Teachers at Schurr High School in Montebello, an eastern suburb of Los Angeles, returned to their classrooms to prepare for the first day of classes on Monday, August 16.
In the lead-up to reopening across the Montebello Unified School District, whose student body is mostly Hispanic and working class, district officials boasted of work which had been undertaken to prepare campuses for a “safe” return to in-person learning. The school district’s social media pages were filled with photos and videos of workers painting classrooms and deep-cleaning bathrooms and walkways. One district tweet stated, “Wonderful work being done preparing for a safe return!”
Instead, returning teachers found that their classrooms had rat feces covering the floors and desks. The facilities reeked from dead and decomposing rat cadavers, and there were active nests in storage cabinets.
Teacher Al Cueva told the Los Angeles Times that he “could hear rats running around in the walls and ceiling.”
After teachers confronted district officials over the ghastly conditions of their classrooms, parents of nearly 2,600 students were emailed late on Friday, August 13, that Schurr High School will remain closed for several more weeks. The school, which was also closed to in-person learning last year, will continue with students on remote independent study programs.
Teachers also voiced outrage over malfunctioning heating, ventilation and air conditioning (HVAC) systems in a building, where most classrooms do not have windows. The lack of ventilation magnifies the threat of COVID-19 for students and teachers.
In a statement to the Times, interim Superintendent Mark Skvarna admitted the obvious, declaring, “[T]he district should have done a better job of identifying the problem in the run-up to reopening.” He added that he “made the decision to close the school largely out of concern that there might be rodent droppings or other health hazards in the HVAC ducts.” Skvarna did not address the implications of malfunctioning HVAC systems in windowless classrooms during the COVID-19 pandemic.
Teachers have been complaining about rodents and malfunctioning HVAC systems for a long time. Paul Chavez, a Schurr High teacher and faculty president, told the Times, “We’re talking even years back. It was a noticeable issue.”
Chavez recounted teachers sitting through meetings on the campus “and having rats fall out of the tile ceilings and scurry to the next classroom.” He added, “I just felt like band aids were put on this situation when a little bit more attention needed to be addressed.”
In July, when Chavez returned to the campus to assist with summer school, he found his desk “littered with rat feces.” He brought his personal shop vacuum to clean the mess and then sanitized all of the desks in his classroom. He initially thought this was the extent of the squalor until last Monday when other teachers returned to their classrooms to find that they too were filthy and infested.
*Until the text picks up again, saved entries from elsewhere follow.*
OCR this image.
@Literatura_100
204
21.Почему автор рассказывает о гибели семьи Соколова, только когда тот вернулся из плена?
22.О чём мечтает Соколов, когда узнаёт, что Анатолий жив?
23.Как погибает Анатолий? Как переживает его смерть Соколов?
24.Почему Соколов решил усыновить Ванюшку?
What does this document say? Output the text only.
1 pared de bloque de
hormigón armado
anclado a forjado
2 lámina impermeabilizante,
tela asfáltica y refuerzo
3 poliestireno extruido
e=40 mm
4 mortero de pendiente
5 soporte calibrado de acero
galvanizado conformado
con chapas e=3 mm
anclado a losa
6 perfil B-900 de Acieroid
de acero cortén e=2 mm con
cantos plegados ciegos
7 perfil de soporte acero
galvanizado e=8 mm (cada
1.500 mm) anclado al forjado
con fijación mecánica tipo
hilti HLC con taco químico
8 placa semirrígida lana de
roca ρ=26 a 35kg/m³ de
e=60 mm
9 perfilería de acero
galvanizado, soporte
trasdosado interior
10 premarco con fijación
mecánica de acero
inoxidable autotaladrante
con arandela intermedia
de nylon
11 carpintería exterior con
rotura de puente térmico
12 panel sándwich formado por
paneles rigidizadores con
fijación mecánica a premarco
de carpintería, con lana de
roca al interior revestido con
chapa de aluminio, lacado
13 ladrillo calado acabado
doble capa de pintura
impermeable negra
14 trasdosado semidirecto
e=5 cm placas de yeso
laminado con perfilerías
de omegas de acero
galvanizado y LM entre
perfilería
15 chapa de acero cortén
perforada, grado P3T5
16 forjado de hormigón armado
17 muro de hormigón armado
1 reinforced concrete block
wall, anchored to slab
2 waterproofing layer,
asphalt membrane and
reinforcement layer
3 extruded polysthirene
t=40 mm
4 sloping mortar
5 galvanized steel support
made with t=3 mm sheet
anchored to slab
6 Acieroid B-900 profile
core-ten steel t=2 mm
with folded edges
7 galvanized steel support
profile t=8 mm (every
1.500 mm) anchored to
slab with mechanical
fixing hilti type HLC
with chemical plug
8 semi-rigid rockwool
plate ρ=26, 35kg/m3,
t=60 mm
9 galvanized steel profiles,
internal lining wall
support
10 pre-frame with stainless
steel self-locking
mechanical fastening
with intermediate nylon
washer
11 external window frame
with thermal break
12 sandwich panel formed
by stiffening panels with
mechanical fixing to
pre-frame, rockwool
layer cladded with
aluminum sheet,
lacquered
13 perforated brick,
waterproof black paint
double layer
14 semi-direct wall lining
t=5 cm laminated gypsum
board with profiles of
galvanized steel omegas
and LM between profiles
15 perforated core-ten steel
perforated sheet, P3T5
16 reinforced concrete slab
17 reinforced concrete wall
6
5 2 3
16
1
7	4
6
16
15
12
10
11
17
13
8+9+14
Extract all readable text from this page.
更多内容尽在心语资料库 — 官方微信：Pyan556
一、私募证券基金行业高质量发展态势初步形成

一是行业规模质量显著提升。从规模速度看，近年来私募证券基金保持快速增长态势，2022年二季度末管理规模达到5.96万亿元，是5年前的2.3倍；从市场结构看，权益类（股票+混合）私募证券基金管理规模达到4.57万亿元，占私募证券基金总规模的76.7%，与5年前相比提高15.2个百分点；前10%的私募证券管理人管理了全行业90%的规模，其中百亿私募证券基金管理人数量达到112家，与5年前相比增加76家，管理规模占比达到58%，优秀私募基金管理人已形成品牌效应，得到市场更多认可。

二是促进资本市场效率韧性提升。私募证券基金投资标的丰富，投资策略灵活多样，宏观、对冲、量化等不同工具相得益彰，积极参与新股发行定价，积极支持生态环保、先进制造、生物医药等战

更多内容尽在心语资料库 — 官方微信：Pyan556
Superintendent Skvarna announced that Schurr High should reopen after a 15-day cleaning period. Speaking to the Times, he said, “I don’t have the current plan of attack. I’m dealing with the HVAC issue, the cleaning of the rooms, the sanitizing of the rooms.” He added, “We’re trying to get these facilities up to standards. I don’t believe they were before. I believe we need to put effort and money into it. I don’t believe it’s been a priority.”
The president of the Montebello Teachers Association (MTA), David Navar, told the Times, “The tragedy here is for our students, who haven’t been on the site for 18 months. It should be a celebration, a welcoming. Instead they are losing out on valuable instructional minutes, and it’s a tragedy that our students are not getting what they deserve, what they have a right to, which is an education.”
However, the MTA bears responsible for pushing children back to school in pandemic conditions which would have posed intolerable threats to students’ health even without rat infestations and malfunctioning air conditioning. During a webinar this Sunday hosted by the World Socialist Web Site, researcher Malgorzata Gasperowicz clearly demonstrated that the only way to end the pandemic is through a comprehensive program combining vaccinations with public health measures, such as the shutdown of schools and nonessential businesses. If implemented on a world scale, such measures would be sufficient to eradicate the virus within a few weeks.
The rat infestation exposes the fraud of the school district and its union enablers, who, after allowing dilapidated and hazardous conditions to exist for years, are now lying to parents about their children returning to clean schools in safety.
Schurr High School is by no means unique. Similar conditions are found at schools around the country. Amid the ongoing COVID-19 pandemic and the spread of the particularly virulent Delta variant, schools are breeding grounds for the continued spread of the virus that will undoubtedly result in more hospitalizations and deaths. Within days of reopening, large school districts have been forced to quarantine thousands of students, including over 10,000 in the Tampa, Florida school district alone.
The decline of critical public infrastructure in the United States, including public schools, is a direct result of the squandering of society’s resources on financing capitalist private profit, rather than human need. The same profit motive has emerged as the main barrier to ending the pandemic.